Motor vehicle collisions (MVC) are the leading cause of death for young drivers. MVC risk is higher among drivers with developmental disabilities, particularly individuals with Attention-Deficit/Hyperactivity Disorder (ADHD) and Autism Spectrum Disorder (ASD). Difficulties in time perception may negatively impact driving, such as with time-to-collision (TTC) estimations (i.e., an estimation of how long it will take to collide with another vehicle). The goal of this study was to determine whether individuals with ADHD and ASD displayed decrements in TTC estimations and whether perception of time in a general context was related to TTC estimations in a driving-specific context. A total of sixty participants (nADHD =20, nASD =20, nTD =20) completed a time reproduction task and a TTC estimation task. In the computerized time reproduction task, participants reproduced a set of Short Intervals (3, 4.5, and 6 seconds) and Long Intervals (9, 12, and 17 seconds). In the TTC estimation task, participants judged intervals of 3, 4.5, and 6 seconds while in a driving simulator.
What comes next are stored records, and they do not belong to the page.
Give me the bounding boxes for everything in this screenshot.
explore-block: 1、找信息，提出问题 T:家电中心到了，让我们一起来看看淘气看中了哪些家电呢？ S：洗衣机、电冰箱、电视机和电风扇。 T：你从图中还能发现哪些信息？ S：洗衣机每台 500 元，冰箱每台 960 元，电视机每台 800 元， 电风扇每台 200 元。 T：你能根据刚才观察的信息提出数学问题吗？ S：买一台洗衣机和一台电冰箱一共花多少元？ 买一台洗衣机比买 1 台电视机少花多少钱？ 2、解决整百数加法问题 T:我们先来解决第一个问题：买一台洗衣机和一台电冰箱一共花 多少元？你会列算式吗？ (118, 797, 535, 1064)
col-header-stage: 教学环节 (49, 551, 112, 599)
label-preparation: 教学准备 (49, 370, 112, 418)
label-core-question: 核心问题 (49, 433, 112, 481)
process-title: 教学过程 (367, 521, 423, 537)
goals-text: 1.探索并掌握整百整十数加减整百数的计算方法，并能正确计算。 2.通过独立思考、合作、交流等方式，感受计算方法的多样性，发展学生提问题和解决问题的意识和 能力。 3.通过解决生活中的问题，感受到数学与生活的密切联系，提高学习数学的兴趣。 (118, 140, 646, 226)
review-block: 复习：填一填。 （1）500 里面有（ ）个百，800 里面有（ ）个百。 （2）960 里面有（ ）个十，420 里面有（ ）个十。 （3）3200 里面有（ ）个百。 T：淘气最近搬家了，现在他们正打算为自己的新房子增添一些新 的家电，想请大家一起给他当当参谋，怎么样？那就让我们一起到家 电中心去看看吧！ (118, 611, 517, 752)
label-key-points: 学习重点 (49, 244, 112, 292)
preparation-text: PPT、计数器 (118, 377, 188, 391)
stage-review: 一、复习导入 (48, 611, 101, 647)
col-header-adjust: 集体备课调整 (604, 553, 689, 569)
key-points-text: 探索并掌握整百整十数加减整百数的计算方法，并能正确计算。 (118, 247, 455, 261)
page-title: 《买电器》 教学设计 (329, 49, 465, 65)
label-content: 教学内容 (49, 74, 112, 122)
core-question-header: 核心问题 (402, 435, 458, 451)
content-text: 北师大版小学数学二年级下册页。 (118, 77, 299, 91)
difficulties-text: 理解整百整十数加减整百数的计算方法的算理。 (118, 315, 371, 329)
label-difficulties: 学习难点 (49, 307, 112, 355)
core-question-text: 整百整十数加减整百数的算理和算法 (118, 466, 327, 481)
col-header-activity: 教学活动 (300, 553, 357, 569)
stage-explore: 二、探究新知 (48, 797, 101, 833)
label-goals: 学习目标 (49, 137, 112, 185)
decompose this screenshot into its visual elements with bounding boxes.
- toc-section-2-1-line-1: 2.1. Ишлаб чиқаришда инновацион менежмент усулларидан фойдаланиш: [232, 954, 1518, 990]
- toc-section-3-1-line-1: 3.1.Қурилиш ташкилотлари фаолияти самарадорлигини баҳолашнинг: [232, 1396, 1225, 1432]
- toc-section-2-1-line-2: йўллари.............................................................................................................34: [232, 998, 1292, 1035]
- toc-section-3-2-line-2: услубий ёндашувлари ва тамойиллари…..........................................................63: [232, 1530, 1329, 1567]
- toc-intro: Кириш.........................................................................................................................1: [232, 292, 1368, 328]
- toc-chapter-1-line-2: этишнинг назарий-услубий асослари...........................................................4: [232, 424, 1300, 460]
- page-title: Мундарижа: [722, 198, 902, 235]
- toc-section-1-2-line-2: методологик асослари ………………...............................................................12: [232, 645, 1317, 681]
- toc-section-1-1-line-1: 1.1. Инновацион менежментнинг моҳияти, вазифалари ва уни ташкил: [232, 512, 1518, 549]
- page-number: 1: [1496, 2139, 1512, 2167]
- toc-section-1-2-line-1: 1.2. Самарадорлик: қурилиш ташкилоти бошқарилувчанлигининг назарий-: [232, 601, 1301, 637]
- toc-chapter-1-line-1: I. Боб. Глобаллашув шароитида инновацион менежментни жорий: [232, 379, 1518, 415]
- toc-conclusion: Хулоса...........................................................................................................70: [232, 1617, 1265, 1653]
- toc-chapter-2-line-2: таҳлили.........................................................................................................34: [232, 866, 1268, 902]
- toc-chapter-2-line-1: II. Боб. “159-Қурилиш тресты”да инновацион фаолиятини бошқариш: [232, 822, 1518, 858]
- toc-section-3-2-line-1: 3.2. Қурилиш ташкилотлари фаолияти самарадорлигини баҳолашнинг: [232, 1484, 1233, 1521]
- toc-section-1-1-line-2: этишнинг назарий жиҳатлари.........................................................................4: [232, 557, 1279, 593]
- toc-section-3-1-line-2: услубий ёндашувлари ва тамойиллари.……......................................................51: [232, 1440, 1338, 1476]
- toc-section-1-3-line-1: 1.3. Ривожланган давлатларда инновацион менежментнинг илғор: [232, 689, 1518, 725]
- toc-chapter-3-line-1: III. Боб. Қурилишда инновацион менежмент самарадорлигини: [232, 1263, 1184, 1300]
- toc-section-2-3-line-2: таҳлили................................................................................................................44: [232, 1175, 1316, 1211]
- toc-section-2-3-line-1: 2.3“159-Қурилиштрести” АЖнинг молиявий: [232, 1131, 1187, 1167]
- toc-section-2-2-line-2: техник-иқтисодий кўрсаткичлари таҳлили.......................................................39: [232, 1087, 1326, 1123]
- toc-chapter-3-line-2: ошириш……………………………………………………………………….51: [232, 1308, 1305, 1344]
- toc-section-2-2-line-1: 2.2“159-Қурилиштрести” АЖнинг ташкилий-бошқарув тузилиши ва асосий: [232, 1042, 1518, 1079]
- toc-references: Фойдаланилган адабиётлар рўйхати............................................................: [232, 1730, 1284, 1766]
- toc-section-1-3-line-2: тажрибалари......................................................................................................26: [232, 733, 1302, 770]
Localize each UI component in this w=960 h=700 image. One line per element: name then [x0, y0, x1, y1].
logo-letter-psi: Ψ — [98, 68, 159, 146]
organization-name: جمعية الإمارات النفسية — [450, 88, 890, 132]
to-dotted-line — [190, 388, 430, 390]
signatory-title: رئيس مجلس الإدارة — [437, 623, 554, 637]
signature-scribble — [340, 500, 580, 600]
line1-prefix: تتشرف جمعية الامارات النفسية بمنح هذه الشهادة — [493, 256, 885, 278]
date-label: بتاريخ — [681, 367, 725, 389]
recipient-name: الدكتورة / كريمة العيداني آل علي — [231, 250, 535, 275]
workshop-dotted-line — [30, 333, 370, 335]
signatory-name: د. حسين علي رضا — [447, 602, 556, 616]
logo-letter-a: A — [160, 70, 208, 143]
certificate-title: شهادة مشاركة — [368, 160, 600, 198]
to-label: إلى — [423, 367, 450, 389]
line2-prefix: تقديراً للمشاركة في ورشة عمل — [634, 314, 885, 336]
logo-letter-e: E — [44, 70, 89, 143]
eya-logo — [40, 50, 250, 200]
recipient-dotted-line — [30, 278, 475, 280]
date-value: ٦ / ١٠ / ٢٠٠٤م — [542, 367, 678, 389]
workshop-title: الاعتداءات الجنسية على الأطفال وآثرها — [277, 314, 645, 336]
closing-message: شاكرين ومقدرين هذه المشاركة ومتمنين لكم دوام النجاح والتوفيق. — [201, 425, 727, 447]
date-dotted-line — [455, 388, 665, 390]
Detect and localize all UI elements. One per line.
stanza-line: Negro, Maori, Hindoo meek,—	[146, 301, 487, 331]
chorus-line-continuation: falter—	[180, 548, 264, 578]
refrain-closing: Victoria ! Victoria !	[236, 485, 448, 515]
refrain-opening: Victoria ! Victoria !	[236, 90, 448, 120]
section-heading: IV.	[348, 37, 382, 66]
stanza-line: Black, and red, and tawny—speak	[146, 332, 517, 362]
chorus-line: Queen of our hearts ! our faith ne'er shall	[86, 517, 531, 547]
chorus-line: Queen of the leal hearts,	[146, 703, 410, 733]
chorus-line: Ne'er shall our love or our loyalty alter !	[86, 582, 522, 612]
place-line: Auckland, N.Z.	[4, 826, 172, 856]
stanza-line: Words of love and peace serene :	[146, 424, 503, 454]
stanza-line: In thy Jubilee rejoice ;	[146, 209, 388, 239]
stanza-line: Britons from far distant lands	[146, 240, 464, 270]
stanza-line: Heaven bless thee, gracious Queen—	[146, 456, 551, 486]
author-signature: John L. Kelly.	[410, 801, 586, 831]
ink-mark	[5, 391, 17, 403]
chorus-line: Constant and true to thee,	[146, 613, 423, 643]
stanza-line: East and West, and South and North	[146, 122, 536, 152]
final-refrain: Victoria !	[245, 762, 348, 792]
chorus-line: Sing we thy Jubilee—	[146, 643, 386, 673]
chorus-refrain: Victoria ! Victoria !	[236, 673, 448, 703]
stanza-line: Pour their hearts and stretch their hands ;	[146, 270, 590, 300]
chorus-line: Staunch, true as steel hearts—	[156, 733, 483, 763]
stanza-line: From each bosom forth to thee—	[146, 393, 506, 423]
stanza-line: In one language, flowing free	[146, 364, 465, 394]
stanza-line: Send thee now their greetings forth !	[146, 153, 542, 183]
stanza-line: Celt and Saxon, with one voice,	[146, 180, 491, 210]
Mixed linear models examined whether individuals with ADHD or ASD significantly differed from typically developing (TD) controls in time reproduction and TTC estimation performance. Results indicated that individuals with ASD were less precise in time reproduction at Short and Long Interval sets and over-reproduced at Short Intervals. The presence of ADHD was not found to be related to time reproduction. The precision of iv time reproduction positively predicted the precision of TTC estimates. As the accuracy coefficient of time reproduction increased, the TTC accuracy coefficient decreased. While time perception ability seems related to TTC estimations, neither the ASD or ADHD group significantly differed from the TD group in their TTC estimations. Findings support prior notions that a clocking mechanism influences human TTC estimations. However, performance on a time reproduction task did not fully explain TTC estimation performance, suggesting other factors may also contribute to TTC estimations. This is further corroborated by the lack of significant group differences. That is, the ASD group displayed temporal processing abnormalities but did not produce differential TTC estimations.